Não adiantou: sua postulação esbarrou no interesse mais privado e familiar do líder do bolsonarismo local, que bateu o pé para fazer de seu pai o candidato da chapa de oposição, garantindo mais um quinhão para seu sobrenome – sua família; família, aliás, e seus interesses, é a mola mestra da atuação dos conservadores, não é mesmo?
Por que André abriria mão da oportunidade de ampliar a presença de sua família no poder institucional?

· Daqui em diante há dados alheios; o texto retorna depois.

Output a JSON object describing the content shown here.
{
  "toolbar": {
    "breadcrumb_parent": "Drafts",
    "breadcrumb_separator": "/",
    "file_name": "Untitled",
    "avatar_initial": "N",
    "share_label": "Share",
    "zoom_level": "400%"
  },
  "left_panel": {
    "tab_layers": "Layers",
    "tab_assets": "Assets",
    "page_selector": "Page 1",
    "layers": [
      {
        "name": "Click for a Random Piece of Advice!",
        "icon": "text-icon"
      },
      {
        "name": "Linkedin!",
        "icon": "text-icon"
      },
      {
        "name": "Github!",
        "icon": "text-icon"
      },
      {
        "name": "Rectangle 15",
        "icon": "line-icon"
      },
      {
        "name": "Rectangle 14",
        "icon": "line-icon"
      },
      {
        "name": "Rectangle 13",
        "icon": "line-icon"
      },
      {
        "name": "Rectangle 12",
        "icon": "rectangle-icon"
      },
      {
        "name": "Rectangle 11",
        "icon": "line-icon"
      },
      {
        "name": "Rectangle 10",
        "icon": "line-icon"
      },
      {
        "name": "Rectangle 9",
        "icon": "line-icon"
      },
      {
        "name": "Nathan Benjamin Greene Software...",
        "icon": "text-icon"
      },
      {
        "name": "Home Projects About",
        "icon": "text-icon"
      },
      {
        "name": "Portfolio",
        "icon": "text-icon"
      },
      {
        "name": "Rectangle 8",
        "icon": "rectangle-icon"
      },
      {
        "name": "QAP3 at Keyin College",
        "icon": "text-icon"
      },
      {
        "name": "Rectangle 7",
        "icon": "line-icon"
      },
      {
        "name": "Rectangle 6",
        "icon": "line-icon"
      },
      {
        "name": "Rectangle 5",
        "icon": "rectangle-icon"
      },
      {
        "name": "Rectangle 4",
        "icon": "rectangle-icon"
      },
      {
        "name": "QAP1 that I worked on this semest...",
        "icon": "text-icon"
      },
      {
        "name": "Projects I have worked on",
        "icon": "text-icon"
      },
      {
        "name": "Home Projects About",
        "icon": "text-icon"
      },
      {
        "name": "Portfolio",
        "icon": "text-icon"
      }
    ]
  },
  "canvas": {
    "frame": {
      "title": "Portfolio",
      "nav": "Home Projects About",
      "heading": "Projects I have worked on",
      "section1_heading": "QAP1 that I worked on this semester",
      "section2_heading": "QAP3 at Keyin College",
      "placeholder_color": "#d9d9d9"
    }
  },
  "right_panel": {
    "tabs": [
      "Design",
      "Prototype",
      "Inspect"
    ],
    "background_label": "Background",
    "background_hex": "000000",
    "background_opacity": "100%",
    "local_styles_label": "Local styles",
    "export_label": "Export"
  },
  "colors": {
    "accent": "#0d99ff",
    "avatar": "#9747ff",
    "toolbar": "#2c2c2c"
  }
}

Priscila ganhou notoriedade nacional ao ser a vereadora mais votada do Nordeste, em 2024, com mais de 36 mil votos. Ampliou sua notoriedade na posição de vice-presidente do PL Mulher, ancorando-se no carisma de Michelle, mas fomentando o seu próprio carisma – quem já esteve com ela sabe que, além de excelente oradora é uma persona carismática. Constituiu-se como promessa de liderança feminina.
Talvez tenha sido exatamente isso, como já apontei aqui, o que lhe descredenciou frente a Fernandes e seu grupo: sua expressiva votação numa eventual candidatura ao Senado a poria em posição de liderança conservadora, e feminina, o que ameaçaria, por certo, as próximas movimentações do líder alencarino – a eleição de 2028 está bem aí.
O processo, que se arrastou por mais de um ano, foi produtor de rusgas as mais diversas, e deve acarretar marcas na relação de Priscila com seu grupo. Páginas em redes sociais trataram de acusar suas aspirações, postagens as mais diversas desacreditando suas declarações e sua postulação, chegando mesmo a insinuar ser ela uma “feminista” no lugar errado. Algumas postagens até sugeriram que a “raiva” de Michelle era por não ter conseguido fazer de Priscila a candidata, o que havia pedido para a composição com Ciro, mas não conseguindo, esbravejou.

Parlamentares, seus correligionários, psocionaram-se ao lado de André; nenhuma solidariedade, nem sororidade, se viu entre seus pares. Em vários momentos, a deputada Silvana Oliveira, por exemplo, falou que Priscila não havia “conquistado o grupo“. O grupo estaria aberto à tal conquista, ou já havia sido seduzido, por completo, pelo canto da sereia das instâncias de comando?
Com a decisão do partido por impedí-la de ser candidata, mais do que Priscila, perde o Ceará ao deixar de ter uma candidatura feminina com capilaridade dentro de seu campo na disputa majoritária – toda a chapa oposicionista é ocupada por homens.
Em abril último Kerolaine de Castro defendeu sua dissertação de Mestrado em Sociologia, sob minha orientação, sobre as campanhas eleitorais de Priscila (em 2022 e 2024). Conseguimos identificar dois ethos: a mulher comum e a braba.
Na peleja deste último ano, em alguns momentos, sobretudo nos finais, Priscila encenou a braba – “copa sem Neymar é como eleição pro Senado sem Priscila“, “o jogo só acaba no final” ou mesmo as declarações que foi dando em diversas entrevistas, como a mais recente, ao podcast IronTalks. Não chegou a fazer como Michelle e Damares Alves – não falou de violência política de gênero; mas é disso que se trata.
Restou-lhe, sob as ordens do líder local ao grupo, que obedece-lhe como uma horda ao líder, o lugar da mulher comum, cujas aspirações são sacrificadas frente aos objetivos do chefe, trasmutado no “bem grupal“.